For those watching at home, he came across as a crazy man. The power of television—the isolation of a single moment—all but killed Dean’s already faltering run, and marked him for life as a man too impulsive to lead. But in the room, without the sound amplified, reporters who witnessed it barely took notice. It wasn’t until they saw it on the screen that they realized the import of the moment.
Going back to 2000, who can forget Gore’s whiny sighs and moans as he debated George W. Bush? For those watching in person, his show of annoyance seemed a minor detail, not part of the debate itself. But network cameras, by switching from wide shots of the stage to close-up reaction shots of the candidates—zooming in on Gore’s eye rolls—showed a distinctly petulant side of the vice president. That dominated the post-debate coverage and forced Gore to tone things down in his subsequent encounters with Bush.

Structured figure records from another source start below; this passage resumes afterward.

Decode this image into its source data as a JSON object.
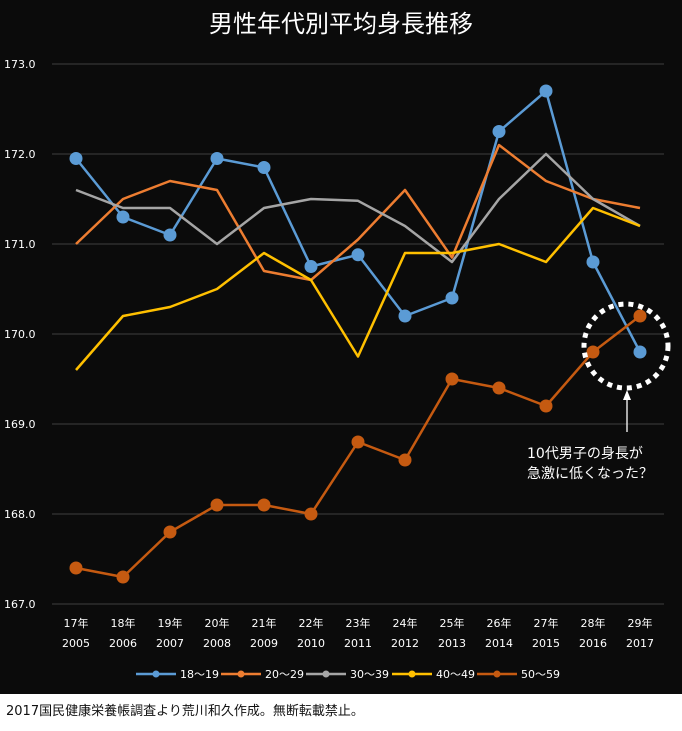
{
  "chart_data": {
    "type": "line",
    "title": "男性年代別平均身長推移",
    "xlabel": "",
    "ylabel": "",
    "ylim": [
      167.0,
      173.0
    ],
    "yticks": [
      "173.0",
      "172.0",
      "171.0",
      "170.0",
      "169.0",
      "168.0",
      "167.0"
    ],
    "grid": true,
    "legend_position": "bottom",
    "categories": [
      {
        "age": "17年",
        "year": "2005"
      },
      {
        "age": "18年",
        "year": "2006"
      },
      {
        "age": "19年",
        "year": "2007"
      },
      {
        "age": "20年",
        "year": "2008"
      },
      {
        "age": "21年",
        "year": "2009"
      },
      {
        "age": "22年",
        "year": "2010"
      },
      {
        "age": "23年",
        "year": "2011"
      },
      {
        "age": "24年",
        "year": "2012"
      },
      {
        "age": "25年",
        "year": "2013"
      },
      {
        "age": "26年",
        "year": "2014"
      },
      {
        "age": "27年",
        "year": "2015"
      },
      {
        "age": "28年",
        "year": "2016"
      },
      {
        "age": "29年",
        "year": "2017"
      }
    ],
    "series": [
      {
        "name": "18〜19",
        "color": "#5b9bd5",
        "markers": true,
        "values": [
          171.95,
          171.3,
          171.1,
          171.95,
          171.85,
          170.75,
          170.88,
          170.2,
          170.4,
          172.25,
          172.7,
          170.8,
          169.8
        ]
      },
      {
        "name": "20〜29",
        "color": "#ed7d31",
        "markers": false,
        "values": [
          171.0,
          171.5,
          171.7,
          171.6,
          170.7,
          170.6,
          171.05,
          171.6,
          170.85,
          172.1,
          171.7,
          171.5,
          171.4
        ]
      },
      {
        "name": "30〜39",
        "color": "#a5a5a5",
        "markers": false,
        "values": [
          171.6,
          171.4,
          171.4,
          171.0,
          171.4,
          171.5,
          171.48,
          171.2,
          170.8,
          171.5,
          172.0,
          171.5,
          171.2
        ]
      },
      {
        "name": "40〜49",
        "color": "#ffc000",
        "markers": false,
        "values": [
          169.6,
          170.2,
          170.3,
          170.5,
          170.9,
          170.6,
          169.75,
          170.9,
          170.9,
          171.0,
          170.8,
          171.4,
          171.2
        ]
      },
      {
        "name": "50〜59",
        "color": "#c55a11",
        "markers": true,
        "values": [
          167.4,
          167.3,
          167.8,
          168.1,
          168.1,
          168.0,
          168.8,
          168.6,
          169.5,
          169.4,
          169.2,
          169.8,
          170.2
        ]
      }
    ],
    "annotation": {
      "lines": [
        "10代男子の身長が",
        "急激に低くなった？"
      ],
      "target_series": "18〜19",
      "target_category": "29年"
    }
  },
  "footer": {
    "text": "2017国民健康栄養帳調査より荒川和久作成。無断転載禁止。"
  },
  "colors": {
    "background": "#0b0b0b",
    "grid": "#3f3f3f",
    "text": "#ffffff"
  }
}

The pattern was set in the first televised debate in 1960, when people who listened on radio thought Nixon had won, while television viewers favored the young and unflappable Jack Kennedy over the visibly perspiring Nixon.
Half a century later, the contrast is just as stark. From my press-box seat inside the convention bubble, the balloons, the music, and the red and blue shining lights suggested that Romney had knocked it out of the park and really stuck it to the president. Apparently that’s not the speech the rest of America saw.